Trovo però molto importante ciò che Italo Calvino fa pronunciare a Marco Polo
nelle “Città invisibili”. Scrive Calvino: «L'inferno dei viventi non
è qualcosa che sarà; se ce n'è uno, è quello che è già qui, l'inferno cha
abitiamo tutti i giorni, che formiamo stando insieme. Due modi ci sono per non
soffrirne. Il primo riesce facile a molti: accettare l'inferno e diventarne
parte fino al punto di non vederlo più. Il secondo è rischioso ed esige
attenzione e apprendimento continui: cercare e saper riconoscere chi e cosa, in
mezzo all'inferno, non è inferno, e farlo durare, e dargli spazio». Penso
che sia in chiave laica sia in chiave religiosa abbiamo bisogno di buoni
testimoni ordinari e non tanto di figure straordinarie. Il filosofo Remo Bodei
scrive infatti che «oltre che di maîtres à penser, ci sia oggi bisogno
di maîtres d'existence» (“Immaginare altre vite. Realtà, progetti,
desideri”, 2013). E anche il priore della comunità Monastica di Bose, Enzo
Bianchi, ritiene che al cristianesimo servano «testimoni non testimonial»

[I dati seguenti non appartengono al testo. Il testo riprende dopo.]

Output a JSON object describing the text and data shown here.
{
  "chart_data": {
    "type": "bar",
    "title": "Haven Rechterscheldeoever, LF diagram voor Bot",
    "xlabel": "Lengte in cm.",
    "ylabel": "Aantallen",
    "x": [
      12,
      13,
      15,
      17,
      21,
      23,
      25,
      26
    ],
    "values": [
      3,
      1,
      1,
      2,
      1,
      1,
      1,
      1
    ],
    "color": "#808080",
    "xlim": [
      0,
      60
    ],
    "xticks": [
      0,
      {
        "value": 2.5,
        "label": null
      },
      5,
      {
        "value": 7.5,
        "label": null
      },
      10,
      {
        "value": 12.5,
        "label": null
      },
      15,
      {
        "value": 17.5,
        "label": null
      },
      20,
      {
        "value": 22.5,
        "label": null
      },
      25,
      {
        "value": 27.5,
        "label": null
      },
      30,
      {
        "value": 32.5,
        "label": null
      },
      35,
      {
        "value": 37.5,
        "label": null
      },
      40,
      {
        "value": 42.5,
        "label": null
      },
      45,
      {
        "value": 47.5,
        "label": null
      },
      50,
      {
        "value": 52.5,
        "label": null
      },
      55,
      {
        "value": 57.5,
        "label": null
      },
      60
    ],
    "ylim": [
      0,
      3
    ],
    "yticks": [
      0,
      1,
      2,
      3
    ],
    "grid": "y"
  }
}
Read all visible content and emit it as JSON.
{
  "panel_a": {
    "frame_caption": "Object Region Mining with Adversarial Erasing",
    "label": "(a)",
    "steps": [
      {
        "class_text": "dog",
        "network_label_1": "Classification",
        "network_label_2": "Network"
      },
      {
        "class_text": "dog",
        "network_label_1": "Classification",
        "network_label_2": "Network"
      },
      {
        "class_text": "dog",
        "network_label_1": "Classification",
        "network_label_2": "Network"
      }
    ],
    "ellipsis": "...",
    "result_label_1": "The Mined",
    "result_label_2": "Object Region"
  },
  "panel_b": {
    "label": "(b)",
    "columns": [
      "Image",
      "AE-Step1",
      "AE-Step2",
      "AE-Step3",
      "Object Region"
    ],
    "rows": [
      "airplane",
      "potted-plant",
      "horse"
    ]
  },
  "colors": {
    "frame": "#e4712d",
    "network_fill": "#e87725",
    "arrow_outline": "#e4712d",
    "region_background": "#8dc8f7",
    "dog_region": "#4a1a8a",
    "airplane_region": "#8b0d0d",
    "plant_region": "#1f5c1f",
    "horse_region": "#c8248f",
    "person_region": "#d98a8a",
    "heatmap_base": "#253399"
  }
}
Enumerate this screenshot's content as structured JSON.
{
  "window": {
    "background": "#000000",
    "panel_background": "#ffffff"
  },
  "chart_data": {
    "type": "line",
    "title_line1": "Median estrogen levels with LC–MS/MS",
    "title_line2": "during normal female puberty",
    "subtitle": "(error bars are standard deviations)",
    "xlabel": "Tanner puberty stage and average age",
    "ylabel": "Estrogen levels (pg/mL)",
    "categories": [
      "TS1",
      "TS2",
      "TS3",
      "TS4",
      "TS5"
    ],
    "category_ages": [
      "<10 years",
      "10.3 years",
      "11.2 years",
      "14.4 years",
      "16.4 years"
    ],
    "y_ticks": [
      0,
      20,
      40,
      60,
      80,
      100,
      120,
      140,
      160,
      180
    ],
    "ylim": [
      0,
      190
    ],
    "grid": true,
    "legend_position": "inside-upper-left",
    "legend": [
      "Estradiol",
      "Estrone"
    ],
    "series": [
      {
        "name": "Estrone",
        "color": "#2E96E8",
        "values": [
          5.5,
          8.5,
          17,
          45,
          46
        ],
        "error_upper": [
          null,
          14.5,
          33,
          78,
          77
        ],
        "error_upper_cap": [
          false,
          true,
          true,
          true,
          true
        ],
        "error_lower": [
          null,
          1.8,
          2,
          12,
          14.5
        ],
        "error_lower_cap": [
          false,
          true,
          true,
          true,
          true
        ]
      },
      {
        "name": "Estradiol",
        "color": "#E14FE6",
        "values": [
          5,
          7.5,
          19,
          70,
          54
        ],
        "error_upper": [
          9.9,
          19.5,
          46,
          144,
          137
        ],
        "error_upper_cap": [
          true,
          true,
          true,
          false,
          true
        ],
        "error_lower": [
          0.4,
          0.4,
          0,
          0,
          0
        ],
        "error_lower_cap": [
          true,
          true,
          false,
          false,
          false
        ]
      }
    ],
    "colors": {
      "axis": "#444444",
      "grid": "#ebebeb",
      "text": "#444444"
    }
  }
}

(“Per un’etica condivisa”, 2009). E allora bisogna saper guardare con
attenzione instancabile a persone e a comportamenti che, come scrive Calvino,
meritano di essere imitati e riprodotti. Ci sono tantissimi uomini ordinari –
meravigliosi maîtres d'existence – che selezionano il bene e cercano di
“farlo durare, e dargli spazio”. Le “menti illuminate” ci sono,
basta che uno sappia scegliere ciò che vuole salvare e come vuole vivere. E
anche a livello mondiale ci sono testimoni. Quest’anno, infatti, il Nobel per
la Pace è stato assegnato. All’indiano Kailash Satyarthi e alla giovane
pakistana Malala Yousafzai, “per la loro lotta contro la soppressione dei
bambini e dei giovani e per il diritto di tutti i bambini all'istruzione”.
La speranza individuale è sempre alimentata da relazioni di cura. Queste relazioni sono, secondo me, gli "esempi positivi" da preservare.